My personal experience is meaningless to the overall health of the forum, and I’m not sure that anyone else feels this way, but I can tell you that I feel less inclined to participate lately mostly because I am very angry at what is happening and I don’t take any enjoyment from arguing with Biden optimists (whether self identified or not) or even Biden pessimists who just don’t seem to care.
I like you guys, and I don’t think anyone here (with maybe a few exceptions) has any really unsavory beliefs or motives or anything. But it’s genuinely hard for me to find an ounce of happiness or optimism about anything right now. With Trump, it was the same, but the anger and fear I felt from him was also kind of a uniting force, and would give me flickers of hope that if things are so fucking bad now and all of the stuff we’ve been doing for decades has led us to this moment, maybe this can be a time where things change.
Right now I’m left feeling nearly as bad, but also much more isolated because a lot of the people that had that same righteous anger and fear and hope have now turned into people patting me on the head and telling me that actually $1400 is exactly what was promised and hey $15 minimum wage in 5 years and “man looking back on it, I think people were right and Biden was the right choice”.

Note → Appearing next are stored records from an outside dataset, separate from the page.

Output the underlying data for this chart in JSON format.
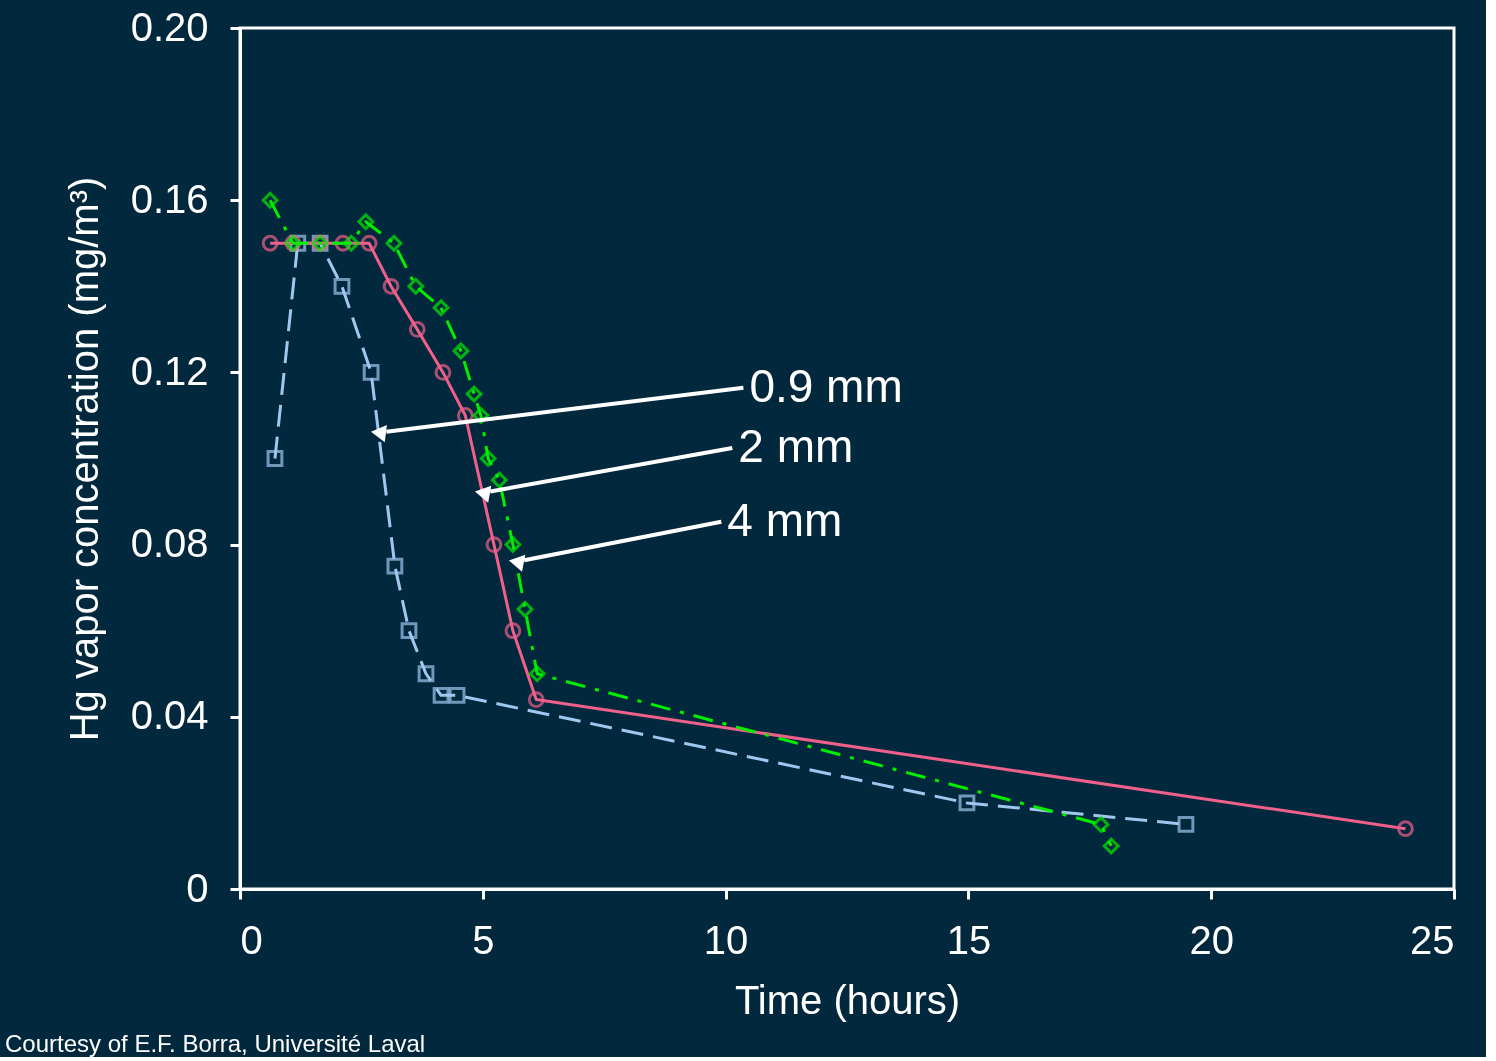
{
  "chart_data": {
    "type": "line",
    "xlabel": "Time (hours)",
    "ylabel": "Hg vapor concentration (mg/m³)",
    "xlim": [
      0,
      25
    ],
    "xticks": [
      0,
      5,
      10,
      15,
      20,
      25
    ],
    "ylim": [
      0,
      0.2
    ],
    "yticks": [
      0,
      0.04,
      0.08,
      0.12,
      0.16,
      {
        "value": 0.2,
        "label": "0.20"
      }
    ],
    "grid": false,
    "series": [
      {
        "color": "#9fc8f0",
        "marker": "square",
        "line_style": "dashed",
        "x": [
          0.72,
          1.19,
          1.65,
          2.1,
          2.7,
          3.19,
          3.48,
          3.83,
          4.14,
          4.47,
          14.97,
          19.48
        ],
        "values": [
          0.1,
          0.15,
          0.15,
          0.14,
          0.12,
          0.075,
          0.06,
          0.05,
          0.045,
          0.045,
          0.02,
          0.015
        ]
      },
      {
        "color": "#f0608a",
        "marker": "circle",
        "line_style": "solid",
        "x": [
          0.62,
          1.09,
          1.65,
          2.12,
          2.66,
          3.11,
          3.65,
          4.18,
          4.64,
          5.23,
          5.62,
          6.1,
          24.0
        ],
        "values": [
          0.15,
          0.15,
          0.15,
          0.15,
          0.15,
          0.14,
          0.13,
          0.12,
          0.11,
          0.08,
          0.06,
          0.044,
          0.014
        ]
      },
      {
        "color": "#00ee00",
        "marker": "diamond",
        "line_style": "dashdot",
        "x": [
          0.62,
          1.09,
          1.65,
          2.29,
          2.59,
          3.17,
          3.62,
          4.14,
          4.55,
          4.82,
          4.96,
          5.11,
          5.34,
          5.62,
          5.87,
          6.12,
          17.73,
          17.94
        ],
        "values": [
          0.16,
          0.15,
          0.15,
          0.15,
          0.155,
          0.15,
          0.14,
          0.135,
          0.125,
          0.115,
          0.11,
          0.1,
          0.095,
          0.08,
          0.065,
          0.05,
          0.015,
          0.01
        ]
      }
    ],
    "annotations": [
      {
        "text": "0.9 mm",
        "x": 2.85,
        "y": 0.106
      },
      {
        "text": "2 mm",
        "x": 4.99,
        "y": 0.092
      },
      {
        "text": "4 mm",
        "x": 5.69,
        "y": 0.076
      },
      "Courtesy of E.F. Borra, Université Laval"
    ]
  }
}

Honestly like, I get why a lot of people are put off by some of the aggressive lefty posters here, but for me personally it is very comforting to feel like I’m not the only person looking around and feeling that way. I don’t even know if I’m right about the things I believe, but I know for a fact that I’m in for 4-8 years of having those beliefs completely ignored, and then probably 4-8 years of a Republican who will make things 10x worse, before maybe getting my hopes up again for a few months that we can do better. It’s just fucking depressing, and I’ve got 50 more years of this if I’m lucky!